Abstract

This research aims to investigate the factors that impact the participation of companies in Vietnam's Manufacturing and Processing sector in the Global Value Chain (GVC). We employ panel data analysis with a dataset of 387,994 observations from 107,125 enterprises in this industry spanning 2011-2020. Both Ordinary Least Squares (OLS) and Generalized Moment Method (GMM) are used to assess the factors affecting the industry's GVC engagement. The Arellano-Bond test checks for autoregressive processes of order one (AR(1)) or order two (AR(2)) in the model to see if the idiosyncratic error term exhibits serial correlation. The Sargan test checks for over-identifying restrictions in the statistical model. The results reveal that the ratio of large enterprises" exerts the most significant positive influence on the participation of Vietnamese enterprises in the GVCs, closely followed by "Institutional and policy environment." Conversely, HHI, TFP, and GDP growth rates show significant negative impacts.
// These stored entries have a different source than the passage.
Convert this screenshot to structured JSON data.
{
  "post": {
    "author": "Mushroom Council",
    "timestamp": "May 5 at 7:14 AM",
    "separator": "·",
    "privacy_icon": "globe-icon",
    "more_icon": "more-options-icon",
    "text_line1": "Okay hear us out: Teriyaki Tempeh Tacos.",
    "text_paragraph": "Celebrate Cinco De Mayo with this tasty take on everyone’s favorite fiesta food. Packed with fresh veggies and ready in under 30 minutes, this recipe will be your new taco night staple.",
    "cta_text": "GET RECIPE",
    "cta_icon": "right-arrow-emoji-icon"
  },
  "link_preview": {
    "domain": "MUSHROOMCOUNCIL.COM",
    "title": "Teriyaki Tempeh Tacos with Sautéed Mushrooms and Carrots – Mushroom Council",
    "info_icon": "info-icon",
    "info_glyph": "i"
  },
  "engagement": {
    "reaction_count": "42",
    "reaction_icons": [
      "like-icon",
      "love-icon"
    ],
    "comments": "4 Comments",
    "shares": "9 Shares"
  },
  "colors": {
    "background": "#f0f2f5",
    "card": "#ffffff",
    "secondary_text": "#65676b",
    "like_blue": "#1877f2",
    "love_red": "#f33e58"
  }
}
For Foreign Direct Investment (FDI), horizontal spillovers are positive and statistically significant. However, significant results also show a negative coefficient in the Backward GVC and a positive one in the Forward GVC. From these findings, we point out some important policy implications: (1) the government should strengthen favorable conditions for the participation of large enterprises and leading SMEs; (2) It is necessary to improve the institutional and policy environment and refine policies to attract FDI, especially with a focus on promoting forward linkages to facilitate greater engagement of the enterprises in the GVCs.